CEPT opposes further UHF spectrum reallocation for mobile

Simon Fell

Simon Fell

Europe’s Conference of Post and Telecommunications Regulators (CEPT) has agreed to oppose the allocation of the 470-694MHz Ultra High Frequency (UHF) band to mobile services.

In a statement, the CEPT said it had reached the common position ahead of the International Telecommunication Union (ITU)’s WRC-15 Conference in November, where decisions on the future assignment of spectrum are due to be made and plans for the reallocation of the 700Mhz spectrum are set to be finalised.

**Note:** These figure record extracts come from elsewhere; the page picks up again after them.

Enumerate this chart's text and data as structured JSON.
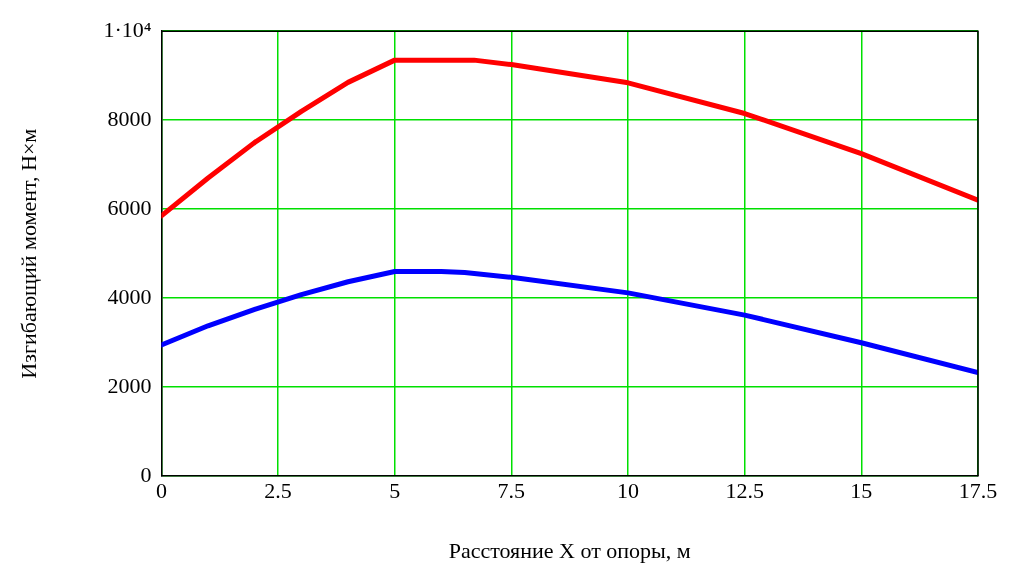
{
  "chart_data": {
    "type": "line",
    "xlabel": "Расстояние X от опоры, м",
    "ylabel": "Изгибающий момент, Н×м",
    "xlim": [
      0,
      17.5
    ],
    "xticks": [
      0,
      2.5,
      5,
      7.5,
      10,
      12.5,
      15,
      17.5
    ],
    "ylim": [
      0,
      10000
    ],
    "yticks": [
      0,
      2000,
      4000,
      6000,
      8000,
      {
        "value": 10000,
        "label": "1·10⁴"
      }
    ],
    "grid": true,
    "legend": false,
    "marker": "none",
    "line_style": "solid",
    "series": [
      {
        "color": "#ff0000",
        "x": [
          0,
          1,
          2,
          3,
          4,
          5,
          6,
          6.7,
          7.5,
          10,
          12.5,
          15,
          17.5
        ],
        "values": [
          5850,
          6700,
          7500,
          8200,
          8850,
          9350,
          9350,
          9350,
          9250,
          8840,
          8150,
          7250,
          6200
        ]
      },
      {
        "color": "#0000ff",
        "x": [
          0,
          1,
          2,
          3,
          4,
          5,
          6,
          6.5,
          7.5,
          10,
          12.5,
          15,
          17.5
        ],
        "values": [
          2950,
          3380,
          3750,
          4080,
          4370,
          4600,
          4600,
          4580,
          4470,
          4120,
          3620,
          3000,
          2330
        ]
      }
    ]
  }
}
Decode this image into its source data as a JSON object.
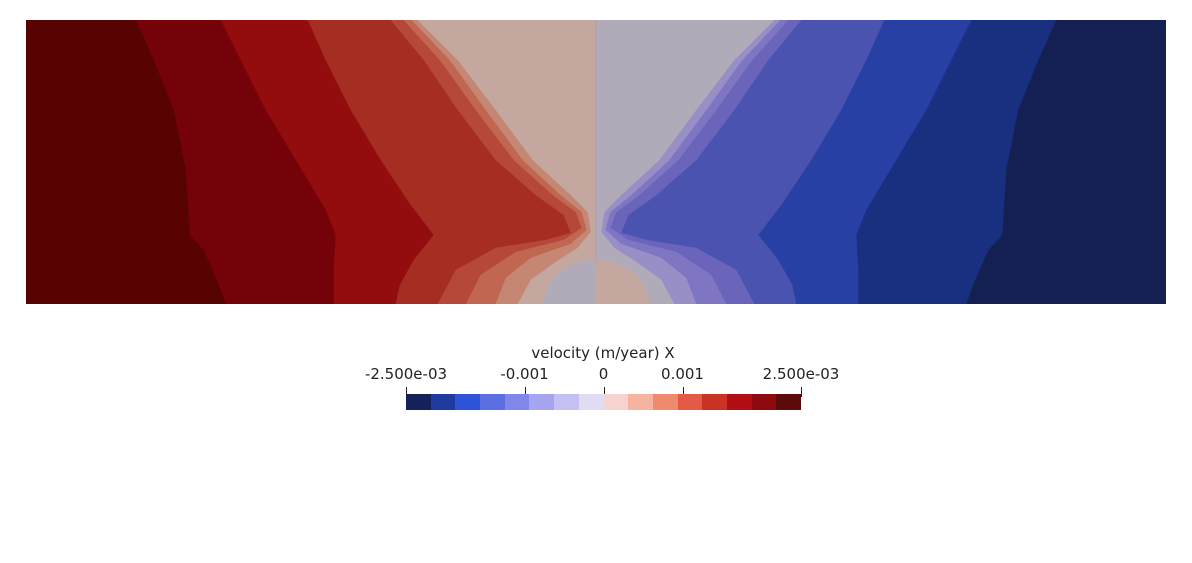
{
  "chart_data": {
    "type": "heatmap",
    "title": "",
    "scalar_name": "velocity (m/year) X",
    "range": [
      -0.0025,
      0.0025
    ],
    "colormap": "Cool to Warm (Extended), 16 discrete bands",
    "colorbar": {
      "label": "velocity (m/year) X",
      "orientation": "horizontal",
      "placement": "below-field",
      "ticks": [
        {
          "value": -0.0025,
          "label": "-2.500e-03"
        },
        {
          "value": -0.001,
          "label": "-0.001"
        },
        {
          "value": 0,
          "label": "0"
        },
        {
          "value": 0.001,
          "label": "0.001"
        },
        {
          "value": 0.0025,
          "label": "2.500e-03"
        }
      ],
      "band_colors": [
        "#15215a",
        "#1e3b9e",
        "#2d54d6",
        "#5b6fe0",
        "#7f88ea",
        "#a7a5f0",
        "#c4c0f1",
        "#e0dcf3",
        "#f5d4cf",
        "#f7b3a2",
        "#ef8a6e",
        "#e25b45",
        "#ca3226",
        "#b10f14",
        "#8c0a10",
        "#5c0a0a"
      ]
    },
    "field": {
      "description_axis": "x horizontal, symmetric about center",
      "left_half_sign": "positive",
      "right_half_sign": "negative",
      "left_bands": [
        {
          "value": 0.0024,
          "color": "#560302"
        },
        {
          "value": 0.0021,
          "color": "#740208"
        },
        {
          "value": 0.0018,
          "color": "#930c0e"
        },
        {
          "value": 0.0014,
          "color": "#a52d22"
        },
        {
          "value": 0.0011,
          "color": "#b54838"
        },
        {
          "value": 0.0008,
          "color": "#c06651"
        },
        {
          "value": 0.0005,
          "color": "#c58773"
        },
        {
          "value": 0.0002,
          "color": "#c4a79e"
        }
      ],
      "right_bands": [
        {
          "value": -0.0002,
          "color": "#b1aab8"
        },
        {
          "value": -0.0005,
          "color": "#988fc6"
        },
        {
          "value": -0.0008,
          "color": "#7f76c3"
        },
        {
          "value": -0.0011,
          "color": "#6a64bb"
        },
        {
          "value": -0.0014,
          "color": "#4a53b0"
        },
        {
          "value": -0.0018,
          "color": "#2840a3"
        },
        {
          "value": -0.0021,
          "color": "#192f80"
        },
        {
          "value": -0.0024,
          "color": "#152052"
        }
      ]
    }
  }
}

“Broadcasters around Europe welcome this decision from CEPT. It is the culmination of three years hard work bringing to the fore the importance of secured access to adequate spectrum for the broadcasting industry,” said Simon Fell, director of technology and innovation at the European Broadcasting Union (EBU).

“With secured access to the band, European administrations will not only provide certainty to an important industry, but will help secure the investments required to liberate the 700 MHz band, and pave the way for advanced HDTV, UHDTV and hybrid television services for years to come.”

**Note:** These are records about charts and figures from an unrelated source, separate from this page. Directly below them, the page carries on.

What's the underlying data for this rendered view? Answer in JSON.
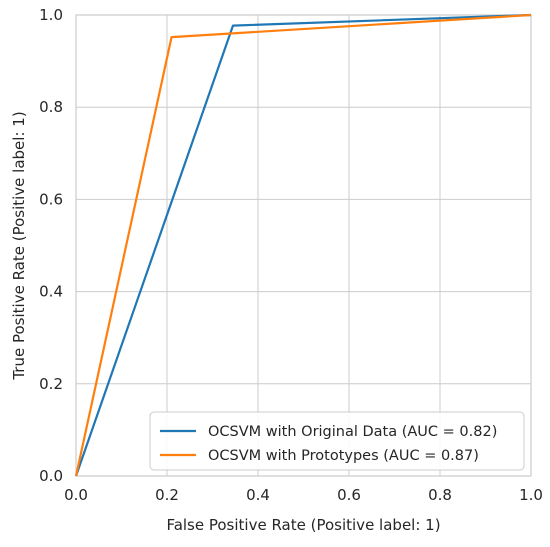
{
  "chart_data": {
    "type": "line",
    "title": "",
    "xlabel": "False Positive Rate (Positive label: 1)",
    "ylabel": "True Positive Rate (Positive label: 1)",
    "xlim": [
      0.0,
      1.0
    ],
    "ylim": [
      0.0,
      1.0
    ],
    "xticks": [
      "0.0",
      "0.2",
      "0.4",
      "0.6",
      "0.8",
      "1.0"
    ],
    "yticks": [
      "0.0",
      "0.2",
      "0.4",
      "0.6",
      "0.8",
      "1.0"
    ],
    "grid": true,
    "legend_position": "lower-right",
    "series": [
      {
        "name": "OCSVM with Original Data (AUC = 0.82)",
        "color": "#1f77b4",
        "x": [
          0.0,
          0.345,
          1.0
        ],
        "y": [
          0.0,
          0.977,
          1.0
        ]
      },
      {
        "name": "OCSVM with Prototypes (AUC = 0.87)",
        "color": "#ff7f0e",
        "x": [
          0.0,
          0.21,
          1.0
        ],
        "y": [
          0.0,
          0.952,
          1.0
        ]
      }
    ]
  }
}
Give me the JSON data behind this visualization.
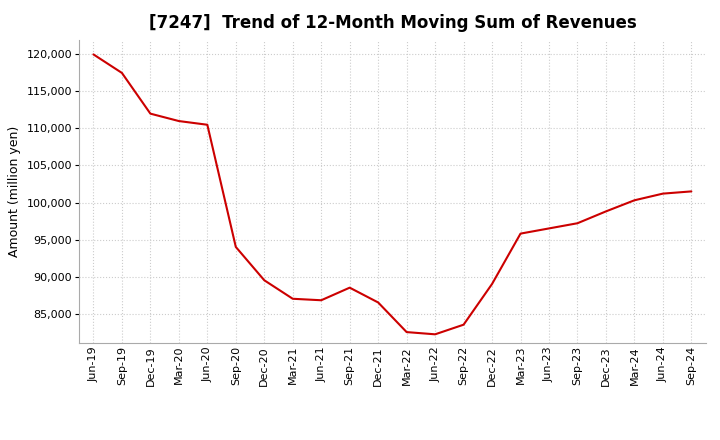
{
  "title": "[7247]  Trend of 12-Month Moving Sum of Revenues",
  "ylabel": "Amount (million yen)",
  "background_color": "#ffffff",
  "plot_bg_color": "#ffffff",
  "grid_color": "#cccccc",
  "line_color": "#cc0000",
  "x_labels": [
    "Jun-19",
    "Sep-19",
    "Dec-19",
    "Mar-20",
    "Jun-20",
    "Sep-20",
    "Dec-20",
    "Mar-21",
    "Jun-21",
    "Sep-21",
    "Dec-21",
    "Mar-22",
    "Jun-22",
    "Sep-22",
    "Dec-22",
    "Mar-23",
    "Jun-23",
    "Sep-23",
    "Dec-23",
    "Mar-24",
    "Jun-24",
    "Sep-24"
  ],
  "values": [
    120000,
    117500,
    112000,
    111000,
    110500,
    94000,
    89500,
    87000,
    86800,
    88500,
    86500,
    82500,
    82200,
    83500,
    89000,
    95800,
    96500,
    97200,
    98800,
    100300,
    101200,
    101500
  ],
  "ylim": [
    81000,
    122000
  ],
  "yticks": [
    85000,
    90000,
    95000,
    100000,
    105000,
    110000,
    115000,
    120000
  ],
  "title_fontsize": 12,
  "label_fontsize": 9,
  "tick_fontsize": 8
}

At the CEPT meeting in Porto, Portugal, 30 European countries presented supported the common position to reject 470-694MHz reallocation, with Denmark opposing and Bulgaria, Finland, Greece and Sweden abstaining.

The Porto meeting also agreed a common position for allocating the 1,452-1,492 MHz L-band, which is currently allocated currently to broadcasting services, to mobile services. The CEPT also agreed that the 3.4-3.8 GHz lower C-band – allocated to fixed satellite services, and used by broadcasters for contribution links – could be allocated to mobile.

The mobile industry, as represented by the GSMA, has spoken in favour of opening up the sub-700Mhz spectrum band for mobile applications, arguing that the rise of mobile broadband use requires further reallocation of spectrum.

Plans to reallocate the 700 MHz band from terrestrial broadcasting to wireless broadband in region one (Europe, Africa and the Middle East) were first set in motion at the World Radiocommunications Conference in 2012 (WRC-12).